Même en confrontant les analyses, ces deux thèses paraissent effectivement se valoir. Les arguments sont solides, les chiffres avancés impressionnants et les graphiques publiés très parlants.

Néanmoins, étant géographe de formation, on m'a toujours répéter sans cesse qu'il fallait toujours critiquer les documents qu'on nous mettait sous les yeux. Les cartes d'abord dont on pouvait faire dire tout et son contraire, et les chiffres qui, judicieusement présentés, pouvaient être prétexte aux interprétations les plus farfelues.

Prenons l'exemple des graphiques montrant l'évolution de l'indice CAC 40 qui vient souvent illustrer les propos de nos analystes.

Exemple n°1 (soyons positifs)
On voit bien que le 1er trimestre 2008 a été dur, mais que l'indice se redresse nettement depuis début avril, en rebondissant régulièrement sur sa moyenne mobile 50 (courbe en bleu) qui sert de support et qui a tendance à remonter, ce qui laisserait préfigurer une remise en route progressive de la dynamique haussière.

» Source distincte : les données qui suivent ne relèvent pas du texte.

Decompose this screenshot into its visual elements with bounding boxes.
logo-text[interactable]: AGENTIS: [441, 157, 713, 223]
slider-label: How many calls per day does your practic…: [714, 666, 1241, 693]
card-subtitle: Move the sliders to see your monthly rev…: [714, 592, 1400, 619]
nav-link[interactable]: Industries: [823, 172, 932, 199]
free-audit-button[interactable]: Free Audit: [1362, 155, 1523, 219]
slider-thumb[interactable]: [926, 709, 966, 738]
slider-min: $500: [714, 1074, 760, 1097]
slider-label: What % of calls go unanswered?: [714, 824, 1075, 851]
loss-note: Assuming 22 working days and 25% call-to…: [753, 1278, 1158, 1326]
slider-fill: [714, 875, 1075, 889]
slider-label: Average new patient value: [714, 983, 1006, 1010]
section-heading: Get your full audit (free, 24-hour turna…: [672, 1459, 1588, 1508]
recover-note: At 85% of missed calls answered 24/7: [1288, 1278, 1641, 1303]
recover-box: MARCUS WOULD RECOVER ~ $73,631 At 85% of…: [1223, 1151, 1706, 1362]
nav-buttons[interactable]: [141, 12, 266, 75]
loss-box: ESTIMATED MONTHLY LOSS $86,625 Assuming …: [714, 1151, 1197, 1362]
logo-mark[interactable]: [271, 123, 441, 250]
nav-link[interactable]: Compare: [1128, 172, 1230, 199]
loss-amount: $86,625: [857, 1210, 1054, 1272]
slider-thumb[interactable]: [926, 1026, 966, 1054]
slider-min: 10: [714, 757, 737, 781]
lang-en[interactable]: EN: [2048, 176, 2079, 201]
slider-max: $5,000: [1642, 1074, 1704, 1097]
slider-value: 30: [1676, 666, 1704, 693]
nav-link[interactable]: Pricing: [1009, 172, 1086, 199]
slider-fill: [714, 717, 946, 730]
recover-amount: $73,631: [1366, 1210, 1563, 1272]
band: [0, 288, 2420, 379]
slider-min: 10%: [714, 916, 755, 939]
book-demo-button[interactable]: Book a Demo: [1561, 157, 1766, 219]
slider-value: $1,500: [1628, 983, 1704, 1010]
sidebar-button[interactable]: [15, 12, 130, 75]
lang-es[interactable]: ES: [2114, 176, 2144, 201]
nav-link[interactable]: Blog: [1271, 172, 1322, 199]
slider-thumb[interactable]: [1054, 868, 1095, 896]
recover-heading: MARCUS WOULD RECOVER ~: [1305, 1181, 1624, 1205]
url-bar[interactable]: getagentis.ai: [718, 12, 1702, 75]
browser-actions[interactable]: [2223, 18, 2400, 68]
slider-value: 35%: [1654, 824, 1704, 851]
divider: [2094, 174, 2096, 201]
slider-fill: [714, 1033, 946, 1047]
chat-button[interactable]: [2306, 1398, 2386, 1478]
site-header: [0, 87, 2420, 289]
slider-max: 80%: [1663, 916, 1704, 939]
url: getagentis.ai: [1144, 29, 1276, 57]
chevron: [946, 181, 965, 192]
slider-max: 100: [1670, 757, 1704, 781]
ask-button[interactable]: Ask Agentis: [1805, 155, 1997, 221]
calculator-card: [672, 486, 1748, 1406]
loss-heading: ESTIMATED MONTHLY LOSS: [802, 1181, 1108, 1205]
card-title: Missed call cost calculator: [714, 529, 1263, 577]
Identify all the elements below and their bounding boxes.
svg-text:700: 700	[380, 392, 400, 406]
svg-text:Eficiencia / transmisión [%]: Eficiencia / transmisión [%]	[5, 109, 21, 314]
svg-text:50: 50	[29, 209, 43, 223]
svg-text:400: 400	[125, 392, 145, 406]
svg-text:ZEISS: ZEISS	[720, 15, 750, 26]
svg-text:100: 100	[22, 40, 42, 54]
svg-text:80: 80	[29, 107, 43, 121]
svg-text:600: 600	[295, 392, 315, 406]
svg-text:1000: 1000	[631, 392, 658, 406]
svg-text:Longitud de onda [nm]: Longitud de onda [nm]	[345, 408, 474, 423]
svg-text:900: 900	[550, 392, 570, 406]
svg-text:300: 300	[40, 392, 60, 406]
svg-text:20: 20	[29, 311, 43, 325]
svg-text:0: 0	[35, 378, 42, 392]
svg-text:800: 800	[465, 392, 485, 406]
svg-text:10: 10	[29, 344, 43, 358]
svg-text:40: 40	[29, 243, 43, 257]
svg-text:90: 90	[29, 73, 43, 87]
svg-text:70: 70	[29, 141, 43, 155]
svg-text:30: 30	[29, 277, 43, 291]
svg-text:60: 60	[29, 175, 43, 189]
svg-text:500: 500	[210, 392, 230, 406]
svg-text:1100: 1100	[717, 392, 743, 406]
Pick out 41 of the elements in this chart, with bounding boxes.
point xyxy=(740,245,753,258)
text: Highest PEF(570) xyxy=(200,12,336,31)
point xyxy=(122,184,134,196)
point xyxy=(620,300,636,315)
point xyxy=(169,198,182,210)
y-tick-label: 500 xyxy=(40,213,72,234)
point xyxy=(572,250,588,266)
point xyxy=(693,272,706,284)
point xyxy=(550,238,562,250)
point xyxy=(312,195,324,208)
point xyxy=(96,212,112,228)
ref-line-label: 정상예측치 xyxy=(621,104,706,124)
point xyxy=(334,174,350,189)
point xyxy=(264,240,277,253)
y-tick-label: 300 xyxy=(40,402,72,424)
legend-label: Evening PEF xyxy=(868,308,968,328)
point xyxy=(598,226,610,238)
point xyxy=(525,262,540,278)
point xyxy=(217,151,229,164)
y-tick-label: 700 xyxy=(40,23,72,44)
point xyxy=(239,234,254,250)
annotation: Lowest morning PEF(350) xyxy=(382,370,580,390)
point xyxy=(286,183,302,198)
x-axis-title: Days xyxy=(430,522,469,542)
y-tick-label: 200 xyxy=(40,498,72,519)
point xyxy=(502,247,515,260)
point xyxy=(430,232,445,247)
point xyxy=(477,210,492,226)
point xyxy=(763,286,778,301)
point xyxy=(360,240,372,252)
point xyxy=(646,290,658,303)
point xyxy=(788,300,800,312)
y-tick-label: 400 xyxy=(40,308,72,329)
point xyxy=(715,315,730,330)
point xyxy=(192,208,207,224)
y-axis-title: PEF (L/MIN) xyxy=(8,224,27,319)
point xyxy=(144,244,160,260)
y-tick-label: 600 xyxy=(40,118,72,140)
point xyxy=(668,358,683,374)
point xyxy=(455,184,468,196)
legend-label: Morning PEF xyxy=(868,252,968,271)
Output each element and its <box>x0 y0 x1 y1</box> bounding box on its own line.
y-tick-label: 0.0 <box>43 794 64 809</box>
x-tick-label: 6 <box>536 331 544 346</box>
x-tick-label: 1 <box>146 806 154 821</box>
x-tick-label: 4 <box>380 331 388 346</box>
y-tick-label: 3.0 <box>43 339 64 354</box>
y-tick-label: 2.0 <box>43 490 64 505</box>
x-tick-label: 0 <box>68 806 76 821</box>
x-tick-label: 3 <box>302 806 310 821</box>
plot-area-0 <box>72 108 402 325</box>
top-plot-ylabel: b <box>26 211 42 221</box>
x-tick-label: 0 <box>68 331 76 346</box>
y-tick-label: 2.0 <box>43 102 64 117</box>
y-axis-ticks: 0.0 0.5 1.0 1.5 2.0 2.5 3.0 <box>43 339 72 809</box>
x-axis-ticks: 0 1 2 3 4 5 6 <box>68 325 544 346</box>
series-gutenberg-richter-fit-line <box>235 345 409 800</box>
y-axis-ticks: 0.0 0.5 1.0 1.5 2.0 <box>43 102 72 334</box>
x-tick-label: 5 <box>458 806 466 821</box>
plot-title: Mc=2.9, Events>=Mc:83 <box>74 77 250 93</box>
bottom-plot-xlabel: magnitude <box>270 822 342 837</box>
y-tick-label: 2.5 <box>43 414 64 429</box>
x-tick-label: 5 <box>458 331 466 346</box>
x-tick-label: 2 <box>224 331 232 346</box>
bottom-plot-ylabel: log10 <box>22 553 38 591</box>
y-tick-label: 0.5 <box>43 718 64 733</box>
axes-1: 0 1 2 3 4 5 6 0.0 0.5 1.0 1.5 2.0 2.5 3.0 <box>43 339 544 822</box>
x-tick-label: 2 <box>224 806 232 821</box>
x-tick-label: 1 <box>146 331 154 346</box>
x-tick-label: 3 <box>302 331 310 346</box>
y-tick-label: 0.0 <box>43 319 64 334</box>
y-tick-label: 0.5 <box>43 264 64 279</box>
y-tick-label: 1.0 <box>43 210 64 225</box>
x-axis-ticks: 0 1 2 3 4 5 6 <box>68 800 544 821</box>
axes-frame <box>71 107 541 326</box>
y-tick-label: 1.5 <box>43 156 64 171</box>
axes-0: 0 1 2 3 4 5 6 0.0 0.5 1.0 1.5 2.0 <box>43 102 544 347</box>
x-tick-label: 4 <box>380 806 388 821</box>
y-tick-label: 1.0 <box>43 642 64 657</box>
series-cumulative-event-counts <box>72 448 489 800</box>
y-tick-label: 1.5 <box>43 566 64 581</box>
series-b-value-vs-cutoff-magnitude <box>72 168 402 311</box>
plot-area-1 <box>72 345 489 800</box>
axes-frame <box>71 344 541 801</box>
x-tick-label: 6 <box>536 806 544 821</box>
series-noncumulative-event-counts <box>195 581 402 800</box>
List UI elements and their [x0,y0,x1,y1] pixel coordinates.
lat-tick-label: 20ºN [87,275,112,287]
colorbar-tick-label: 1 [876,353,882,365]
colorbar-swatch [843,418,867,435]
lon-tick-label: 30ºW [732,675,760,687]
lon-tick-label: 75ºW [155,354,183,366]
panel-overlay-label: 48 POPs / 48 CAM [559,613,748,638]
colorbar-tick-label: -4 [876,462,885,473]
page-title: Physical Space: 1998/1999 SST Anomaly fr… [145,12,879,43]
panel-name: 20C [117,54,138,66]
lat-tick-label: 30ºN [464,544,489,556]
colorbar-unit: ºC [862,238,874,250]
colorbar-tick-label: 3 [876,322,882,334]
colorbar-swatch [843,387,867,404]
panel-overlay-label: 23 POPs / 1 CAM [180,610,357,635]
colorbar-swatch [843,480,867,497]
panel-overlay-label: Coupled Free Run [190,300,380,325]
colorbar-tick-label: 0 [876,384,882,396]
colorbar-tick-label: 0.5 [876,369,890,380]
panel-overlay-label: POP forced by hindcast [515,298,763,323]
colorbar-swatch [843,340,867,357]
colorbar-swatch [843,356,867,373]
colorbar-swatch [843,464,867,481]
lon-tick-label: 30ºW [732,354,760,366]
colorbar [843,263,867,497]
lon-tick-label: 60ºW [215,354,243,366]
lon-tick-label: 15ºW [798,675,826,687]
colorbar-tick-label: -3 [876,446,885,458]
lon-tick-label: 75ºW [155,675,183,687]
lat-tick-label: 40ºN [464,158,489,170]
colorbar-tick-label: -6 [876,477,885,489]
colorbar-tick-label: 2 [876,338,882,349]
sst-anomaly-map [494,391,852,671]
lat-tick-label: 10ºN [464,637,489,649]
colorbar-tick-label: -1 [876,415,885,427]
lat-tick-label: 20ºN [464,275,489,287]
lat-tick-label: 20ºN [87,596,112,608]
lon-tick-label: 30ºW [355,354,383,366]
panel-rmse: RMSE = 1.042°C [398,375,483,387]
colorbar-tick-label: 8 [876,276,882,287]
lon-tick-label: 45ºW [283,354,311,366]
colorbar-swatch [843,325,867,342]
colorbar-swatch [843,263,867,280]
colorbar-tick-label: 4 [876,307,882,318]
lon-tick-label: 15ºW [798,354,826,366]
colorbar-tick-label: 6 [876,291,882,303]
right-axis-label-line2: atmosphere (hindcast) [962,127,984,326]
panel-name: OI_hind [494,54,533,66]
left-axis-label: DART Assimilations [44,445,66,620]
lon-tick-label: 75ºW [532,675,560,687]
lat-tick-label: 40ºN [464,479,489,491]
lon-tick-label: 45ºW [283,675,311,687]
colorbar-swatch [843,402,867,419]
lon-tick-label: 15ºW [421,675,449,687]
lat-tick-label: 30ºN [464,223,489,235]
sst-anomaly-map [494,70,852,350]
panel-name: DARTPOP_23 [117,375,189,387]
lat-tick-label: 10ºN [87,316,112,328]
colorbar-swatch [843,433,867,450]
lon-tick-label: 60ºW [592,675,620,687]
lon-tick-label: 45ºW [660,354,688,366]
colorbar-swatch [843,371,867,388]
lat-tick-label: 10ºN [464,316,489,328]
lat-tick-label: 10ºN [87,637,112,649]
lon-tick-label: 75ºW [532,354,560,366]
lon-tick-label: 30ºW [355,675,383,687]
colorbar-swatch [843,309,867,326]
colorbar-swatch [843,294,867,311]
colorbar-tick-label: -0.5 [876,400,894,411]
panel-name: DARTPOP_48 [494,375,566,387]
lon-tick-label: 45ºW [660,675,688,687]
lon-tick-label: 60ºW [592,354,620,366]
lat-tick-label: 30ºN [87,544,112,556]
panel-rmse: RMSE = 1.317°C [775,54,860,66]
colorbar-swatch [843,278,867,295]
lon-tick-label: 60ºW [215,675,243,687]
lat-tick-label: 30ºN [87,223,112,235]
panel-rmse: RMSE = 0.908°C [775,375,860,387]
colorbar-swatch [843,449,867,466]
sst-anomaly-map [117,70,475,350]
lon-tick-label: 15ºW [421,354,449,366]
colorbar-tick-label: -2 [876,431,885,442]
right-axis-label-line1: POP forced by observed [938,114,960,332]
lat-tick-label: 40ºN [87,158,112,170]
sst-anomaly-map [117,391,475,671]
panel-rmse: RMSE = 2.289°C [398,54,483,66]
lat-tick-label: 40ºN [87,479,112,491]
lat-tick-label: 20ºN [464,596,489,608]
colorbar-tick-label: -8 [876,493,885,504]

Exemple n°2 (soyons dubitatifs)
On remarque nettement que la belle mécanique haussière a été cassée au début de l'année 2008, mais que l'indice tend à résister dans une phase de consolidation incertaine qui laisse envisager aussi bien une reprise du mouvement haussier (simple pause) qu'un renversement de tendance lourd (amorce d'une chute plus sévère).


Exemple n°3 (soyons déprimants)
Dans un beau jeu de montagnes russes, le décrochage du début de l'année semble n'être que les prémices d'une grande dégringolade boursière qui nous amènerait l'indice vers les 3000-3500 points, c'est-à-dire pour parler franchement vers un krach. Attendez vous alors à perdre de l'ordre de 40% sur le cours actuel de vos actions.


Bref, les graphiques boursiers nous permettent de nous rassurer et d'aller dans notre sens. Ils nous rassurent et donnent une garantie, une viabilité à nos scénarios de hausse ou de baisse.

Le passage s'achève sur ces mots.